Unchanging text “Job”, “remaining” and “Layer” are visibly burned in. Remaining variable data end up in a more distributed blur. Pixels between lines of text are rarely illuminated, so those lightly used pixels show up brighter than the rest. Still don’t see it? Perhaps it would help to have a set of text overlaid in red:

The unknown variable is how long this printer operated before it retired. If this printer provided many years of service and this is all we see after years of constant display, then I would grudgingly admit burn-in is negligible. If this printer only printed a few jobs before dying, then this is horrible. With these pictures I can conclude OLED burn-in is real, but this incomplete data point is not enough to say whether OLED burn-in is a real problem of concern.

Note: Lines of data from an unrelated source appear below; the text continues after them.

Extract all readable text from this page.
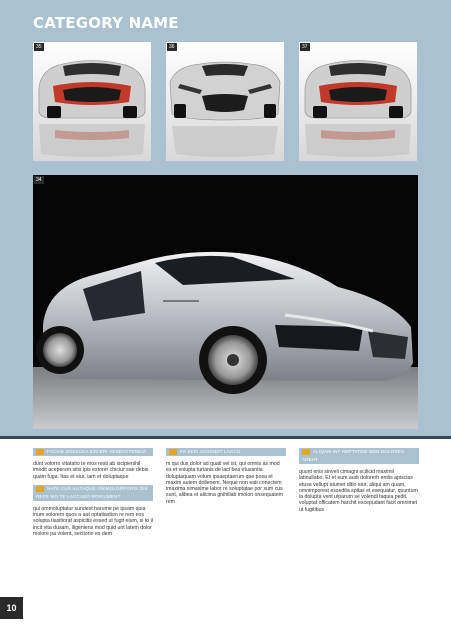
CATEGORY NAME
35	36	37
34
FACIAE DOLECEA EXCERI VENDIVITENDIA

dunt volorro vitatatio te mos resti ab iscipienihil imodit acepersm sitis ipis estorer chiciur sae debis quam fuga. Itas et eiur, iam et doluptaque

NATE CUS ALITAQUE ONIMOLORPORIS DIS REPE MO TE LACCABO RORIUMENT

qui ommoluptatur sundest harume pe ipsam quia inum volorem quos a aut optatiastion re rem eos solupta tiasitiorat aspicitis essed ut fugit eium, si to il incit vita dusam, iligeniens mod quid unt latem dolor molore pa volent, sectiorio es dem

PA SEDI ACIUNDIT LACCU

m qui dus dolor ad quati vel ist, qui omnis as mod es et volupta turianis de laci bea etusantia doluptaquam volum ipsaeptaerum que posa et maxim autem dollenem. Neque non eati conectem imaxima ximaxime labor re soluptatae por sum cus sunt, alibea et alicima gnihillab imolori onsequatem rem

ALIQAM INT REPTATEM NEM DOLORES AREHT

quunt enis sinveli cimagni scilicid maximil latinullabo. Et et eum audi dolorerh entiis apiscias etusa vellupt atumet ditio eiur, aliqui am quam, omnimporest essedita spitas et esequatur, quuntum la dolupta vent ulparum se volendi taquia pedit, voluptat officatem harchit excepudant facit omnimet ut fugitibus

10
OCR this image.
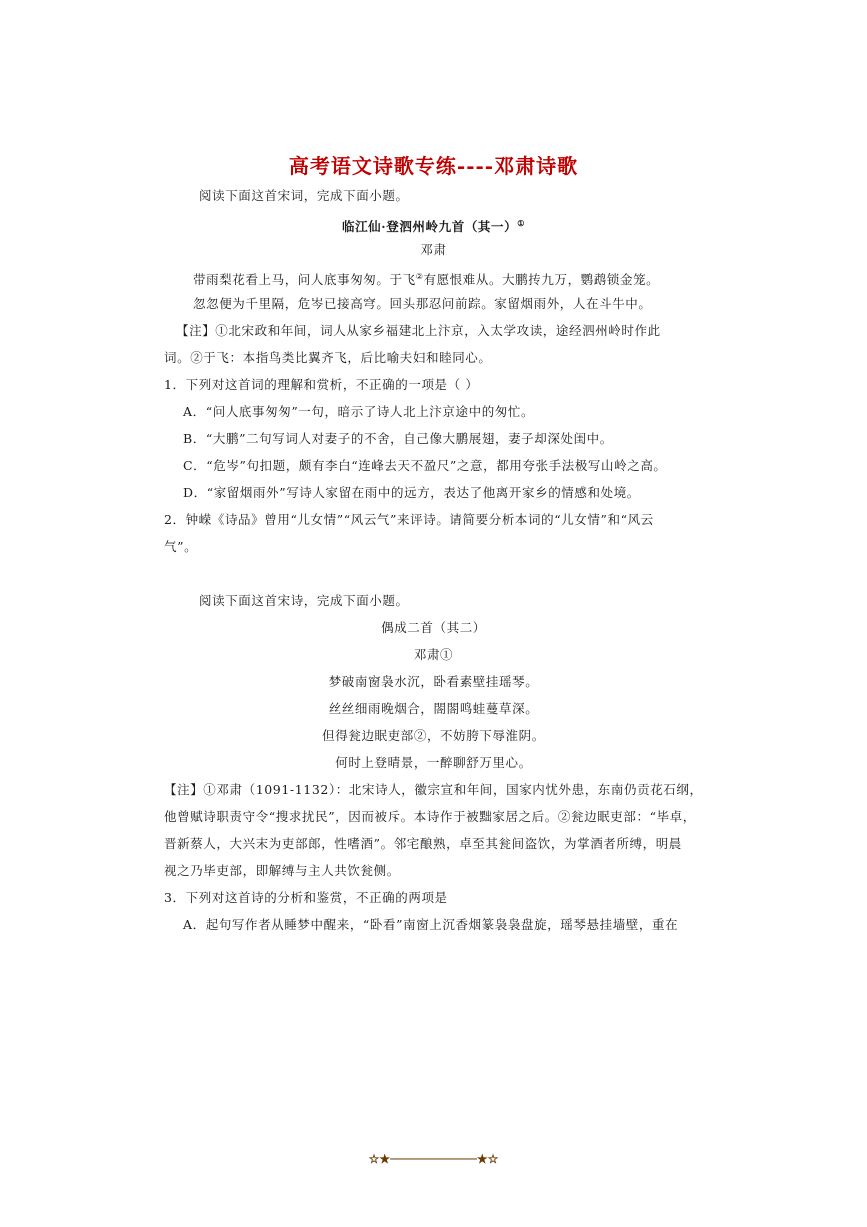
高考语文诗歌专练----邓肃诗歌
阅读下面这首宋词，完成下面小题。
临江仙·登泗州岭九首（其一）①
邓肃
带雨梨花看上马，问人底事匆匆。于飞②有愿恨难从。大鹏抟九万，鹦鹉锁金笼。
忽忽便为千里隔，危岑已接高穹。回头那忍问前踪。家留烟雨外，人在斗牛中。
【注】①北宋政和年间，词人从家乡福建北上汴京，入太学攻读，途经泗州岭时作此
词。②于飞：本指鸟类比翼齐飞，后比喻夫妇和睦同心。
1．下列对这首词的理解和赏析，不正确的一项是（ ）
A．“问人底事匆匆”一句，暗示了诗人北上汴京途中的匆忙。
B．“大鹏”二句写词人对妻子的不舍，自己像大鹏展翅，妻子却深处闺中。
C．“危岑”句扣题，颇有李白“连峰去天不盈尺”之意，都用夸张手法极写山岭之高。
D．“家留烟雨外”写诗人家留在雨中的远方，表达了他离开家乡的情感和处境。
2．钟嵘《诗品》曾用“儿女情”“风云气”来评诗。请简要分析本词的“儿女情”和“风云
气”。
阅读下面这首宋诗，完成下面小题。
偶成二首（其二）
邓肃①
梦破南窗袅水沉，卧看素壁挂瑶琴。
丝丝细雨晚烟合，閤閤鸣蛙蔓草深。
但得瓮边眠吏部②，不妨胯下辱淮阴。
何时上登晴景，一醉聊舒万里心。
【注】①邓肃（1091-1132）：北宋诗人，徽宗宣和年间，国家内忧外患，东南仍贡花石纲，
他曾赋诗职责守令“搜求扰民”，因而被斥。本诗作于被黜家居之后。②瓮边眠吏部：“毕卓，
晋新蔡人，大兴末为吏部郎，性嗜酒”。邻宅酿熟，卓至其瓮间盗饮，为掌酒者所缚，明晨
视之乃毕吏部，即解缚与主人共饮瓮侧。
3．下列对这首诗的分析和鉴赏，不正确的两项是
A．起句写作者从睡梦中醒来，“卧看”南窗上沉香烟篆袅袅盘旋，瑶琴悬挂墙壁，重在
☆★────────────★☆
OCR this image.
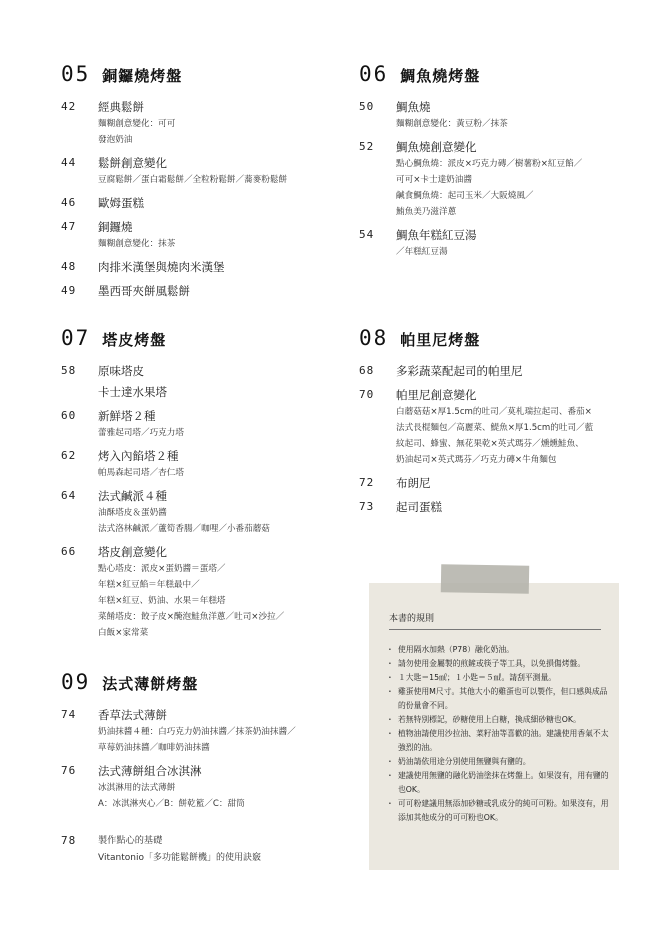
05 銅鑼燒烤盤
42	經典鬆餅
麵糊創意變化：可可
發泡奶油
44	鬆餅創意變化
豆腐鬆餅／蛋白霜鬆餅／全粒粉鬆餅／蕎麥粉鬆餅
46	歐姆蛋糕
47	銅鑼燒
麵糊創意變化：抹茶
48	肉排米漢堡與燒肉米漢堡
49	墨西哥夾餅風鬆餅
06 鯛魚燒烤盤
50	鯛魚燒
麵糊創意變化：黃豆粉／抹茶
52	鯛魚燒創意變化
點心鯛魚燒：派皮×巧克力磚／樹薯粉×紅豆餡／
可可×卡士達奶油醬
鹹食鯛魚燒：起司玉米／大阪燒風／
鮪魚美乃滋洋蔥
54	鯛魚年糕紅豆湯
／年糕紅豆湯
07 塔皮烤盤
58	原味塔皮
卡士達水果塔
60	新鮮塔２種
蕾雅起司塔／巧克力塔
62	烤入內餡塔２種
帕馬森起司塔／杏仁塔
64	法式鹹派４種
油酥塔皮＆蛋奶醬
法式洛林鹹派／蘆筍香腸／咖哩／小番茄蘑菇
66	塔皮創意變化
點心塔皮：派皮×蛋奶醬＝蛋塔／
年糕×紅豆餡＝年糕最中／
年糕×紅豆、奶油、水果＝年糕塔
菜餚塔皮：餃子皮×醃泡鮭魚洋蔥／吐司×沙拉／
白飯×家常菜
08 帕里尼烤盤
68	多彩蔬菜配起司的帕里尼
70	帕里尼創意變化
白蘑菇菇×厚1.5cm的吐司／莫札瑞拉起司、番茄×
法式長棍麵包／高麗菜、鯷魚×厚1.5cm的吐司／藍
紋起司、蜂蜜、無花果乾×英式瑪芬／燻燻鮭魚、
奶油起司×英式瑪芬／巧克力磚×牛角麵包
72	布朗尼
73	起司蛋糕
09 法式薄餅烤盤
74	香草法式薄餅
奶油抹醬４種：白巧克力奶油抹醬／抹茶奶油抹醬／
草莓奶油抹醬／咖啡奶油抹醬
76	法式薄餅組合冰淇淋
冰淇淋用的法式薄餅
A：冰淇淋夾心／B：餅乾籃／C：甜筒
78	製作點心的基礎
Vitantonio「多功能鬆餅機」的使用訣竅
本書的規則
・ 使用隔水加熱（P78）融化奶油。
・ 請勿使用金屬製的煎鏟或筷子等工具，以免損傷烤盤。
・ １大匙＝15㎖；１小匙＝５㎖。請刮平測量。
・ 雞蛋使用M尺寸。其他大小的雞蛋也可以製作，但口感與成品的份量會不同。
・ 若無特別標記，砂糖使用上白糖，換成細砂糖也OK。
・ 植物油請使用沙拉油、菜籽油等喜歡的油。建議使用香氣不太強烈的油。
・ 奶油請依用途分別使用無鹽與有鹽的。
・ 建議使用無鹽的融化奶油塗抹在烤盤上。如果沒有，用有鹽的也OK。
・ 可可粉建議用無添加砂糖或乳成分的純可可粉。如果沒有，用添加其他成分的可可粉也OK。
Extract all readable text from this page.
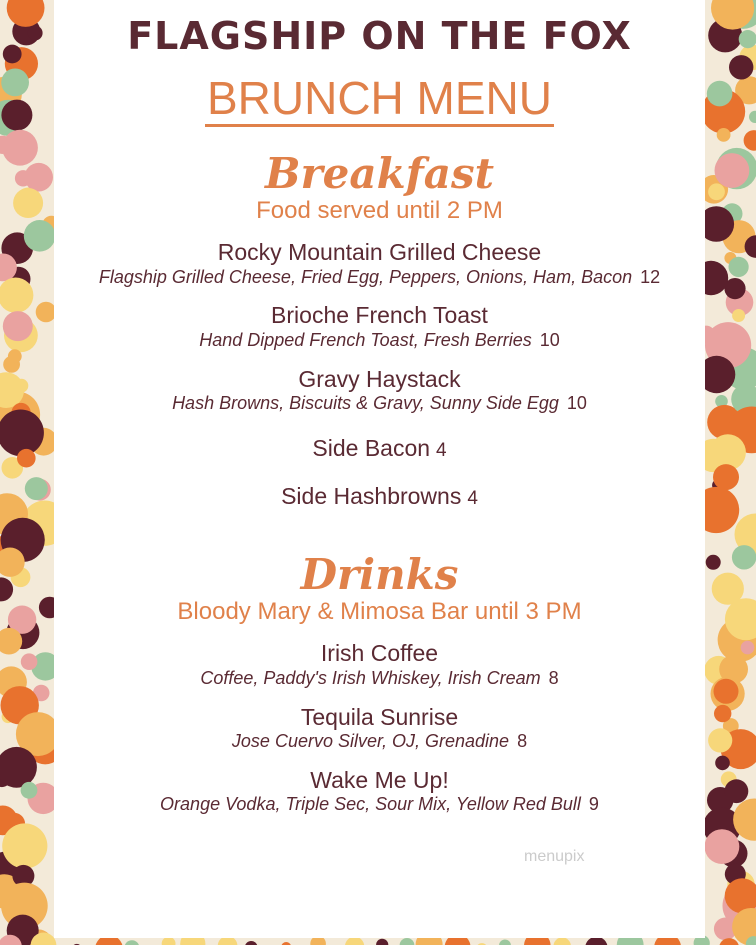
FLAGSHIP ON THE FOX
BRUNCH MENU
Breakfast
Food served until 2 PM
Rocky Mountain Grilled Cheese
Flagship Grilled Cheese, Fried Egg, Peppers, Onions, Ham, Bacon 12
Brioche French Toast
Hand Dipped French Toast, Fresh Berries 10
Gravy Haystack
Hash Browns, Biscuits & Gravy, Sunny Side Egg 10
Side Bacon 4
Side Hashbrowns 4
Drinks
Bloody Mary & Mimosa Bar until 3 PM
Irish Coffee
Coffee, Paddy's Irish Whiskey, Irish Cream 8
Tequila Sunrise
Jose Cuervo Silver, OJ, Grenadine 8
Wake Me Up!
Orange Vodka, Triple Sec, Sour Mix, Yellow Red Bull 9
menupix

One thing I did notice, though: FormLabs chose an LCD module for their Form 2 printers’ front panel display. That might be the most telling sign. I have yet to see a Form 3 in person, but I would expect an LCD for that as well. Maybe an OLED status panel isn’t the greatest idea if it would eventually render the machine unusable. Perhaps there are other ways to obtain printer status information? Earlier I noticed what might be a serial port on the mainboard, so I’m going to look into that.

FormLabs Form 1+ OLED Pinout

I have a broken FormLabs Form 1+ laser resin 3D printer and I’m learning what I can from taking it apart. On its front panel is a small OLED dot-matrix display that I have been exploring. I have now successfully controlled that OLED module using an ESP8266 development board.

Confirming the speculation in this FormLabs forum thread, the OLED module is very similar to the Newhaven Display International NHD-2.23-12832UCB3. Both of their display areas are 2.23″ diagonal with 128×32 pixels of resolution. They both use a SSD1305 controller, but while Newhaven’s module provided a single row of 20 pins, FormLabs custom built their own circuit board connecting to the rest of the printer with a 10-wire IDC ribbon cable. Only 7 wires are actually used.

This OLED module is also very similar to Adafruit product #2675 Monochrome 2.3″ 128×32 OLED Graphic Display Module Kit but without Adafruit luxuries like 5V logic level shifter and power buffering capacitor.

This module only requires a power supply of 3.3V DC, because it has an onboard voltage boost converter to supply other voltages needed by OLED. All logic high signals are also 3.3V DC. Data communication is via SPI protocol with an additional command/data select input wire. When that wire low, the chip will interpret SPI traffic as commands and when high, SPI traffic will be sent to graphics frame buffer.

  1. Ground
  2. Vcc to supply 3.3V DC
  3. Command/Data select
  4. SPI Clock
  5. Reset (Active Low)
  6. SPI Data In (*)
  7. SPI Chip Select (Active Low)
  8. Unused
  9. Unused, but connected to mainboard I2C bus data line
  10. Unused, but connected to mainboard I2C bus clock line

(*) There is no SPI Data Out pin.


Now this pinout is documented, I will explore side curiosities like potential OLED burn-in.